Like other MCMC methods, the Gibbs sampler constructs a Markov Chain whose values converge towards a target distribution. Gibbs Sampling is a specific case of the Metropolis-Hastings algorithm wherein proposals are always accepted. Gibbs Sampling is applicable when the joint distribution is not known explicitly or is difficult to sample from directly, but the conditional distribution of each variable is known and is easier to sample from.
Let's see a code demonstration.
# To begin, we import the following libraries.
import numpy as np
import scipy as sp
import matplotlib.pyplot as plt
import pandas as pd
import seaborn as sns
# Let's make a joint distribution that we're going to draw the Gibbs Sampler from.
f = lambda x, y: np.exp(-(x*x*y*y + x*x + y*y - 8*x - 8*y)/2.)
# Then, we plot the probability distribution.

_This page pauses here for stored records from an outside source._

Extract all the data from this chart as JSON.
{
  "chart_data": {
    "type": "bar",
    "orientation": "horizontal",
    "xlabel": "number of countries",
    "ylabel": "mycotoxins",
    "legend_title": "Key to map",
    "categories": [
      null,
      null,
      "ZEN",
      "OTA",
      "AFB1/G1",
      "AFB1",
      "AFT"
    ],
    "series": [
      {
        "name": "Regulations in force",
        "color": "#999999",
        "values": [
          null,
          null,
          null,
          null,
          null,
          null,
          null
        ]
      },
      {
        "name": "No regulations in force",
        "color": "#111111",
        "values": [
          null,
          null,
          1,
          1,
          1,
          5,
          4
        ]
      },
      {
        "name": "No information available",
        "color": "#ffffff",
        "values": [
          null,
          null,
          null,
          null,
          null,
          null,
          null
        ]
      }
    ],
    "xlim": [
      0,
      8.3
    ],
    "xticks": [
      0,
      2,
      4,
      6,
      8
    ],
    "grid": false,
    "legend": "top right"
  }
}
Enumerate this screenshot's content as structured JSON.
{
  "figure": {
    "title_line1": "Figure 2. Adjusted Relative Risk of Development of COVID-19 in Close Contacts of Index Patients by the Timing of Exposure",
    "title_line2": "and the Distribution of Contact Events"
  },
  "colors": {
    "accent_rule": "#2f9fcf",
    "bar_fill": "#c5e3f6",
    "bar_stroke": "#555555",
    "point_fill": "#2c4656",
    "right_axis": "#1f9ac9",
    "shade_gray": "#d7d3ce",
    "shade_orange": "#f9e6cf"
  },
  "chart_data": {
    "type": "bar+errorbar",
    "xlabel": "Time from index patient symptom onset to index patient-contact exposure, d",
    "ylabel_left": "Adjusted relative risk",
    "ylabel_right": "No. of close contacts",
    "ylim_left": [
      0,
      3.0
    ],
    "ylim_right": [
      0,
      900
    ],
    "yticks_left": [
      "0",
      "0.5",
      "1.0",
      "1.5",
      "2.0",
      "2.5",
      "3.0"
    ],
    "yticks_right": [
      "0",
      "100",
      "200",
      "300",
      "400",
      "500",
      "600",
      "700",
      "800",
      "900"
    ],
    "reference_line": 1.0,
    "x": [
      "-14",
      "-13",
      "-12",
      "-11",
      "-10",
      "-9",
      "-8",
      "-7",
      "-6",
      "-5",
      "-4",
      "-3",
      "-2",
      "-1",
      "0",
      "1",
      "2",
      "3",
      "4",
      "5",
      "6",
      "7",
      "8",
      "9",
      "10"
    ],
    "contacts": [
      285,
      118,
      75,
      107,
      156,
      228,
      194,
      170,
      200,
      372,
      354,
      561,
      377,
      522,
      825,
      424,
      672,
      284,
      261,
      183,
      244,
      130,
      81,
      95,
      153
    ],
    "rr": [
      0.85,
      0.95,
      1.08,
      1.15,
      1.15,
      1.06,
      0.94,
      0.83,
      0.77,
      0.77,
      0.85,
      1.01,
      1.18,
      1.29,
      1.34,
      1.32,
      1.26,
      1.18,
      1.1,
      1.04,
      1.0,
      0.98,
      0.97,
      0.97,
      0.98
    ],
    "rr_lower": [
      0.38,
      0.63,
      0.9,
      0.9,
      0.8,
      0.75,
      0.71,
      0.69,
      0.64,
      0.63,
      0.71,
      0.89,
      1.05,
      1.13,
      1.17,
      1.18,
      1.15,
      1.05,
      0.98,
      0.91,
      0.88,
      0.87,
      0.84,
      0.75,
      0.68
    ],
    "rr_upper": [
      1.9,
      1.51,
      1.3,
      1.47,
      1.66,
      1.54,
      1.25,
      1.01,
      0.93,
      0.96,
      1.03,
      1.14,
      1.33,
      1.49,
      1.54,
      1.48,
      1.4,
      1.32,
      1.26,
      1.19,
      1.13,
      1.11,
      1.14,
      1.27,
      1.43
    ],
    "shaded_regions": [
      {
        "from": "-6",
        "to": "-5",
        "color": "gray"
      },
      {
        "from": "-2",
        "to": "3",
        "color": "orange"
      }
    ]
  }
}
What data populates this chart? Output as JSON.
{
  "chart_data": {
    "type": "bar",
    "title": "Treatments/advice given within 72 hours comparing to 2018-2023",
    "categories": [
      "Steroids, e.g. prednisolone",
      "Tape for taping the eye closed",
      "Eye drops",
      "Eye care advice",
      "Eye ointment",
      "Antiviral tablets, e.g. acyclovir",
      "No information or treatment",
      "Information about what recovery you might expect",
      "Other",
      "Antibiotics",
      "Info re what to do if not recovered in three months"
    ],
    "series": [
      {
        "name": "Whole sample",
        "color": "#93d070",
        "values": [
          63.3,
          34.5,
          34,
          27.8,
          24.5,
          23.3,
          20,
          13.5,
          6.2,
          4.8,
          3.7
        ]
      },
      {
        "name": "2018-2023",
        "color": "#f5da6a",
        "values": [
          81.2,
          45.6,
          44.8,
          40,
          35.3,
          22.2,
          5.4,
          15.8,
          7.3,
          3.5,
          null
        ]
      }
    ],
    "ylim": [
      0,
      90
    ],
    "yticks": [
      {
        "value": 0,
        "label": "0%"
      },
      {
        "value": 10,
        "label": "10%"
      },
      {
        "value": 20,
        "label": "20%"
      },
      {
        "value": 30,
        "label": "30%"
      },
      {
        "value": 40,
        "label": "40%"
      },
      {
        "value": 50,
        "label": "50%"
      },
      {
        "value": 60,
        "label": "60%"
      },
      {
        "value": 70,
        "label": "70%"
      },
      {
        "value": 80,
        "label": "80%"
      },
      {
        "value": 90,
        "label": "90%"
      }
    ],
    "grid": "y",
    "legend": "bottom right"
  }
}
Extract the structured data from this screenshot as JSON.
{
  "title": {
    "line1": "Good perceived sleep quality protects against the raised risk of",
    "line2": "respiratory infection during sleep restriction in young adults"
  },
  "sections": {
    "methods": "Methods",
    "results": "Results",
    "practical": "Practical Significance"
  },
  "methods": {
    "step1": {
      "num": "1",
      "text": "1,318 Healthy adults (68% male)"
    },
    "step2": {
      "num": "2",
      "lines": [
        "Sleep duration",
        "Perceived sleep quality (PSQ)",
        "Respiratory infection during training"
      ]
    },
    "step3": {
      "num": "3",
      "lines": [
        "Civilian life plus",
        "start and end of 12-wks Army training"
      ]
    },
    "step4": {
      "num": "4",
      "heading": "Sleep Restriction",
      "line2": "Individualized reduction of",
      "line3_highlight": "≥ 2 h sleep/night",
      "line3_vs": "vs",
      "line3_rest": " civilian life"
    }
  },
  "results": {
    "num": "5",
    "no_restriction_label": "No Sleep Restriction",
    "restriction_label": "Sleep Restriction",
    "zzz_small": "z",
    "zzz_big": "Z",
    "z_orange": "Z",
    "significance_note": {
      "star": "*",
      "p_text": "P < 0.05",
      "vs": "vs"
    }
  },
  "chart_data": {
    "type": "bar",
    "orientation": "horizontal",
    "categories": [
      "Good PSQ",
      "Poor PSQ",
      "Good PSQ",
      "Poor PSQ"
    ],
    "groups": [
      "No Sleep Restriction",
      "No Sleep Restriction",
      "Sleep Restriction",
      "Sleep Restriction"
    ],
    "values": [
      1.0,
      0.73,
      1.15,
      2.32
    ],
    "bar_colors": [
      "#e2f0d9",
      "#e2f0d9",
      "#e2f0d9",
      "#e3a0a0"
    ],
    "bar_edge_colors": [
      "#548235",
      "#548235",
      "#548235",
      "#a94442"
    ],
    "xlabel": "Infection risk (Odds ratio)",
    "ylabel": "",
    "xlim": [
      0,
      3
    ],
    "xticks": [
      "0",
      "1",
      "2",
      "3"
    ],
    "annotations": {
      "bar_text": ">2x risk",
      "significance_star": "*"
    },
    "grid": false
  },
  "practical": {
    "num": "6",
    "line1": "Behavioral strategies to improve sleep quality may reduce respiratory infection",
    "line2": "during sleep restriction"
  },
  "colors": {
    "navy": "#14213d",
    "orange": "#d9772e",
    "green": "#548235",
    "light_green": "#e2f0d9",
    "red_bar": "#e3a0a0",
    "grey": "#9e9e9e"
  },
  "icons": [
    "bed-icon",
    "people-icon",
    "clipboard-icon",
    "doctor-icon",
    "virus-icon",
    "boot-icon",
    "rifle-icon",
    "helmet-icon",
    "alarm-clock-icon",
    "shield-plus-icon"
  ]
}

xx = np.linspace(-1, 8, 100)
yy = np.linspace(-1, 8, 100)
# Here we make a meshgrid using the np.meshgrid function and pass through the equally-sized
# sequences for x and y axes.
xg, yg = np.meshgrid(xx, yy)
z = f(xg.ravel(), yg.ravel())
z2 = z.reshape(xg.shape)
plt.contourf(xg, yg, z2, cmap='BrBG')
# We've made a wicked cat staring at you :D
<matplotlib.contour.QuadContourSet at 0x7fdf800a7370>
# Now, we’ll attempt to estimate the probability distribution using Gibbs Sampling.
# Fortunately, the underlying conditional probabilities for both variables are normal distributions.
# Therefore, we can express the parameters of X and Y in terms of mu and sigma.
# Let's set up 50,000 steps as the number of iteration we want the Gibbs Sampler to simulate.
N = 50000
# And let's create an array of 50,001 values for x and y,
x = np.zeros(N+1)
y = np.zeros(N+1)
# and initiate the beginning point of x and y as 1 and 6, respectively
x[0] = 1.
y[0] = 6.
# Since the conditional distribution of y|x is given by N(4/(1+x^2), sqrt(1/(1+x^2))),
# and the conditional distribution of x|y is given by N(4/(1+y^2), sqrt(1/(1+y^2))).
# Let z as the variable value, and i as index, define the standard deviation
# sigma and mean mu using the lambda function.
sig = lambda z, i: np.sqrt(1. / (1.+z[i]*z[i]))
mu = lambda z, i: 4./ (1.+z[i]*z[i])
# We step through the Gibbs Sampling algorithm. In the for loop,
for i in range(1, N, 2):
# The for loop takes 2 as increments to make it convenient to update two values once at a time.
# We first sample the next x value by the conditional distribution of X|Y^(n-1)
sig_x = sig(y, i-1)
mu_x = mu(y, i-1)
# So at time i, we update the new value of x is drawn from the normal distribution with mean and
# standard deviation with mu_x and sig_x, the conditional distribution of X|Y^(n-1)
x[i] = np.random.normal(mu_x, sig_x)
# As for y, we don't do any update yet.
y[i] = y[i-1]
# We now sample the next value of y given the updated x value.
# The conditional distribution is Y|X^(n)
sig_y = sig(x, i)
mu_y = mu(x, i)
# We update the new value of y drawn from the normal distribution with mean and
# standard deviation with mu_y and sig_y, the conditional distribution of Y|X^(n)
y[i+1] = np.random.normal(mu_y, sig_y)
# and of course, don't change the x value.
x[i+1] = x[i]
# Up till now, we've updated x and y values for once. There are two values updated in one iteration.
# Finally, we plot the results after the entire for loop.
plt.hist(x, bins=50);
plt.hist(y, bins=50);
# We can set the alpha as 0,8 to make it more transparent.
plt.contourf(xg, yg, z2, alpha=0.8, cmap='BrBG')
# On top of the distribution, we can add the simulated x and y values where we've approximated from
# the underlying distribution.
plt.plot(x[::10],y[::10], '.', alpha=0.1)
# Also, let's add the trajectory of x and y values for the first 300 draws.
plt.plot(x[:300],y[:300], c='r', alpha=0.3, lw=1)
# As we can see, the probability distribution obtained using the Gibbs Sampling algorithm does a good
# job of approximating the target distribution.
[<matplotlib.lines.Line2D at 0x7fdfe23e5400>]
The Gibbs Sampling is a Monte Carlo Markov Chain method that iteratively draws an instance from the distribution of each variable, conditional on the current values of the other variables in order to estimate complex joint distributions. In contrast to the Metropolis-Hastings algorithm, we always accept the proposal. Thus, Gibbs Sampling can be much more efficient.